The Eroica needs no introduction. After Beethoven’s very conventional First and Second Symphonies, the Third Symphony’s very opening strident chords signal the boldness and courage of a composer who wanted to make his own mark. Beethoven was 27 years older than Schubert, yet this symphony – which was considered ground-breaking at the time and a shock for many – was written an amazing ten years before the Schubert symphony we heard in the first half of this concert. Two works, two worlds.

Yet again Barenboim eschewed briskly fresh tempi, so there was little brio in the Allegro con brio. The serious tread of the Marche funèbre was meticulously crafted; Barenboim widened the dynamics with the quietest of pianissimos contrasting with very loud outbursts. The Scherzo lacked sparkle, though the woodwind were precise, and the fanfare for three horns well executed. At the end, however, after what should have been an exciting Finale – and here I must write subjectively – I felt no sense of satisfaction. This was bottom-heavy Beethoven of the old school. Wilhelm Furtwängler came to mind. Blood and guts maybe, but many of us are now accustomed to uplifting period instrument performances with a lighter, more transparent sound.

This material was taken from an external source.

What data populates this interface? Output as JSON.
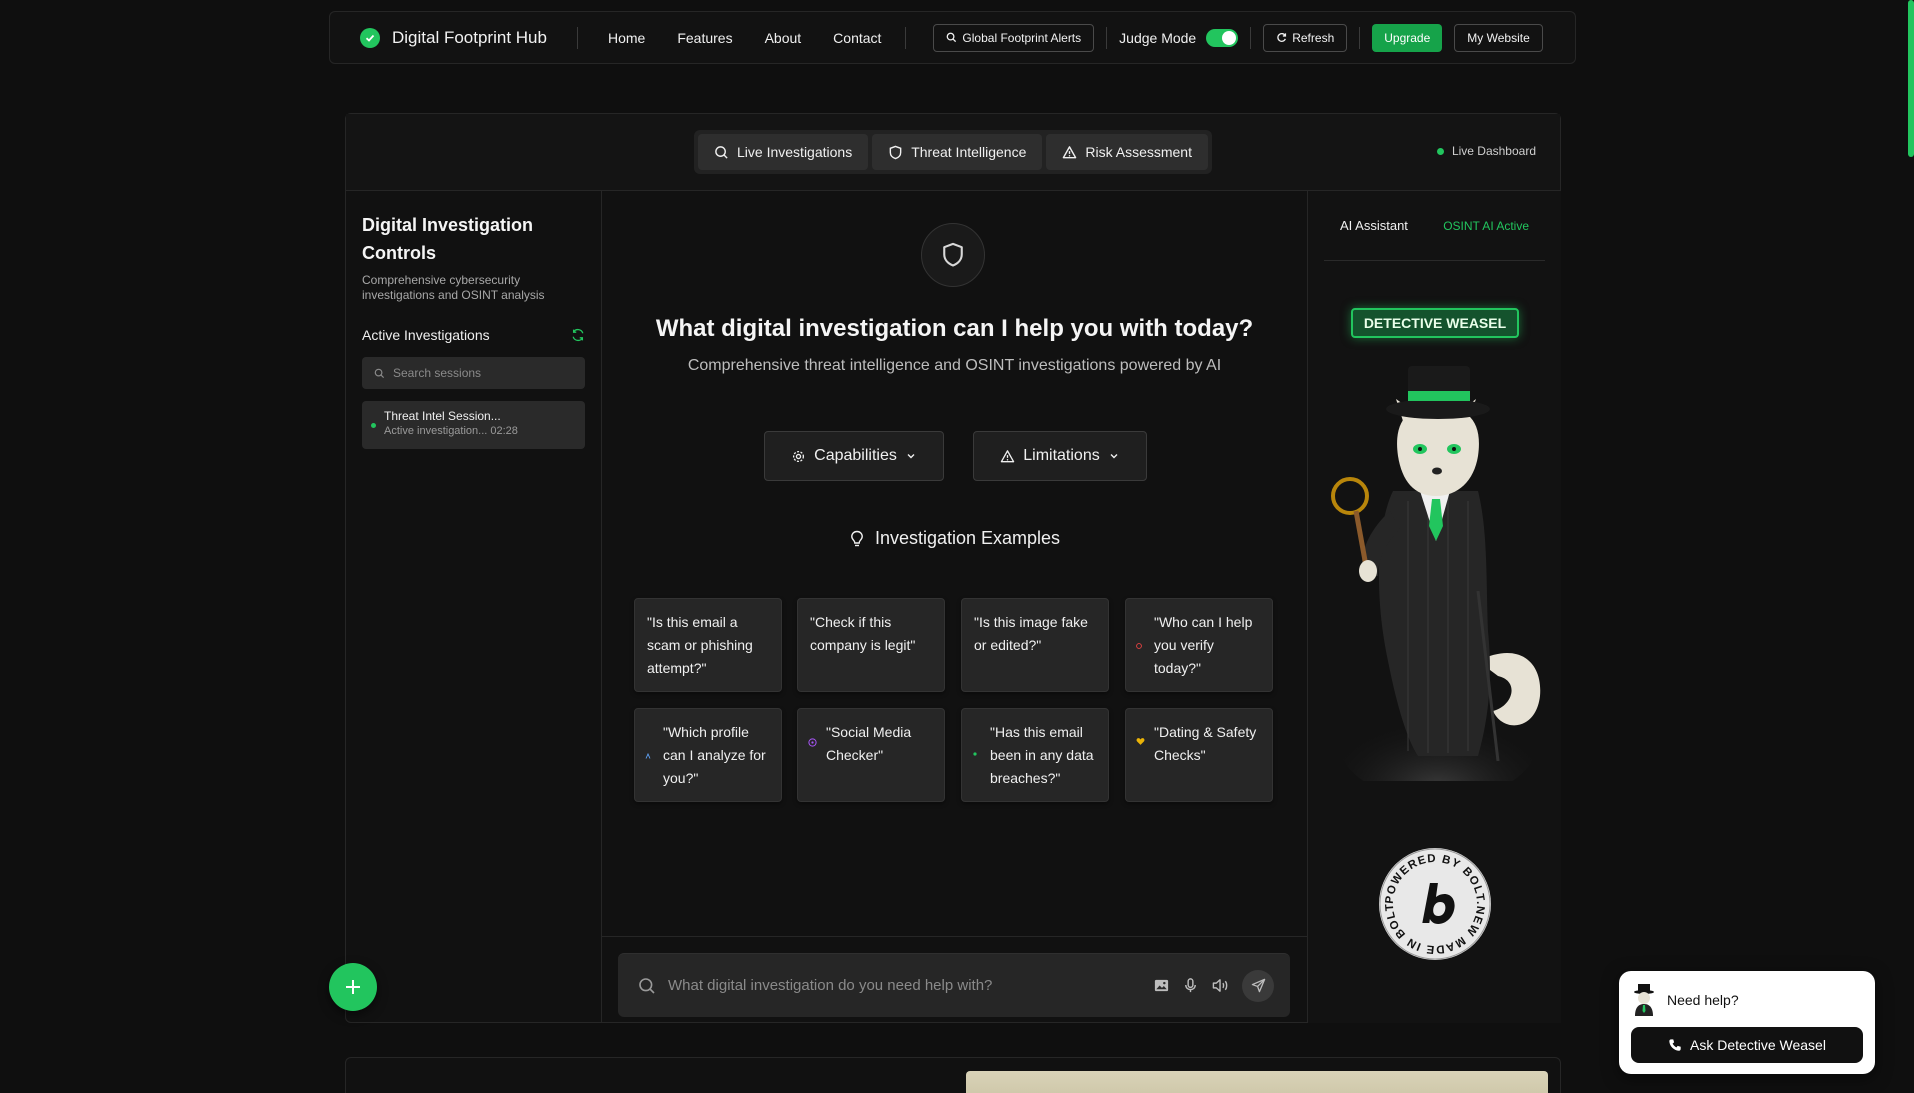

Allow me a few additional words on the Staatskapelle and on Daniel Barenboim. The Staatskapelle is one of the oldest orchestras in the world, tracing its roots right back to 1742. From 1945 to 1990 it was based in the DDR, the eastern part of Germany, and languished in the shadow of the Berlin Philharmonic, especially while Herbert von Karajan was its Chief Conductor. Notable previous incumbents as Chief Conductors of the Staatskapelle have included Erich Kleiber (twice, both before and after the War), Karajan (during the War!), Richard Strauss and Clemens Krauss. Barenboim has been at the Staatskapelle’s helm, as Staatskapellmeister, since 1992 and in 2000 was elected ‘Conductor for Life’. Barenboim – often a controversial figure, especially in Israel for his anti-occupation views and his deliberate and provocative choice of a Wagner encore at a subscription concert – will be 80 next year and shows no signs of slowing down; indeed, he says he hopes to conduct another Ring. I am not a believer in even the very best conductors continuing well past their ‘sell-by date’; the very title ‘Conductor for life’ smacks of a closed shop. There are no signs of Barenboim making way for a younger replacement. Yet.